Even so, this review has specific limitations. First, sample sizes were often small, with 55% of trials involving 50 or fewer participants, and the majority of studies focused on Asian populations, particularly Chinese participants in the PNF vs. control comparisons, which limits the generalizability of the findings. Second, while the TSA results for PNF vs. control on VAS indicated a statistically significant effect of PNF on pain reduction, most of the included studies showed potential concerns for risk of bias, necessitating additional high-quality studies to confirm this effect. Third, all trials only measured outcomes immediately after the intervention, without considering the duration of the effects. Thus, larger, multicenter trials with rigorous designs and extended follow-up periods are needed to validate the long-term pain-relieving effects of PNF in KOA patients. Fourth, variations in intervention protocols (e.g., components, timing, duration, and frequency) and in control conditions likely contributed to heterogeneity. For instance, some studies (Weng et al., 2009; Li et al., 2018; Anjum et al., 2023; Nafees et al., 2023) focused on PNF techniques such as contract-relax and hold-relax, without incorporating more comprehensive techniques like rhythmic stabilization or dynamic reversal.
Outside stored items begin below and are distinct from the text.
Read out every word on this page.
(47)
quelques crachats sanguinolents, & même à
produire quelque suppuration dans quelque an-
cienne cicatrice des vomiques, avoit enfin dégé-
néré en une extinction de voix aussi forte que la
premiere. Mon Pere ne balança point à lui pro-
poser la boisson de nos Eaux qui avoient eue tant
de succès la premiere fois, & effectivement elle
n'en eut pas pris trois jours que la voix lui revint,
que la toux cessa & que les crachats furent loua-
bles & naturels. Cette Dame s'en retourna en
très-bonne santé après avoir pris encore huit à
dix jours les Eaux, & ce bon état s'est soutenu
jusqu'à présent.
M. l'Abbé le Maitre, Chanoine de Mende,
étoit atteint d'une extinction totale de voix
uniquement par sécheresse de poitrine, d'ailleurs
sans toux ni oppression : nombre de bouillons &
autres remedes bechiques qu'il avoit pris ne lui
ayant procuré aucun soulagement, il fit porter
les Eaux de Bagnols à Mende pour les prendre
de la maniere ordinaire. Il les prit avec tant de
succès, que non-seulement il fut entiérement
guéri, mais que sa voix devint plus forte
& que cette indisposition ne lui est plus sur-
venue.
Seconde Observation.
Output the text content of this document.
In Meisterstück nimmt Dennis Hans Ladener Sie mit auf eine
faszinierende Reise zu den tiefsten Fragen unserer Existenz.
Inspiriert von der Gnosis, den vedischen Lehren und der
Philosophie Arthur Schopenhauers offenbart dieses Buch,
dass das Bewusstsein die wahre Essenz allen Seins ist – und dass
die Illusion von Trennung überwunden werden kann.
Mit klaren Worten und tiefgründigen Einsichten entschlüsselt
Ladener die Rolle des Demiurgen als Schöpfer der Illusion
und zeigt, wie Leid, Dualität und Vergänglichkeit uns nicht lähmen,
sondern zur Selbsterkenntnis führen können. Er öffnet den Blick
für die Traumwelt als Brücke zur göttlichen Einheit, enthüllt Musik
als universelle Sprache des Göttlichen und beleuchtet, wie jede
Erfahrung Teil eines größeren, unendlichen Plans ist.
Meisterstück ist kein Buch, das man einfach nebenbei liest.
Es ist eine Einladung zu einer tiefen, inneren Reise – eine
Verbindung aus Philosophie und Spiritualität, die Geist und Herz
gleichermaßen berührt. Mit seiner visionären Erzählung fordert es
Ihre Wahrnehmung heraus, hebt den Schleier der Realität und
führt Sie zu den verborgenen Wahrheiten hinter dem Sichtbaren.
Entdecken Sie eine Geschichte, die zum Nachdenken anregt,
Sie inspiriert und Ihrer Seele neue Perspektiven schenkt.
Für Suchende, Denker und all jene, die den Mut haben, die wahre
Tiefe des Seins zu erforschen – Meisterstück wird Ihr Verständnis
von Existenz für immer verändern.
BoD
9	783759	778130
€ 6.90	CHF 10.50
Although specific PNF techniques varied, these differences reflect variations within the same intervention construct (PNF). We addressed this using a random-effects model and sensitivity analyses (leave-one-out; varying pre–post correlation), with a Bayesian random-effects check yielding similar inferences. Finally, the absence of subgroup analysis based on baseline interventions, due to insufficient studies, may have masked differences between PNF and controls. Interaction effects could exist between target and baseline interventions, or a ceiling effect from the baseline intervention may have limited the measurable impact of the target intervention. Future research should address these limitations by increasing the quantity and quality of studies, enabling more detailed and robust analyses to better understand the effects of PNF in diverse contexts.
Conclusion
The present study suggests that PNF shows short-term efficacy over control interventions for pain reduction in individuals with KOA. By GRADE, the certainty of evidence for both pain and knee AROM is very low, so these estimates should be interpreted as tentative and confirmed in larger, rigorously designed RCTs with follow-up. Additionally, several rehabilitation techniques may be considered alternatives to PNF for improving knee mobility, with inconclusive differences for pain. Future studies should delineate the optimal components, timing, and duration of PNF and clarify its comparative advantages over conventional rehabilitation techniques.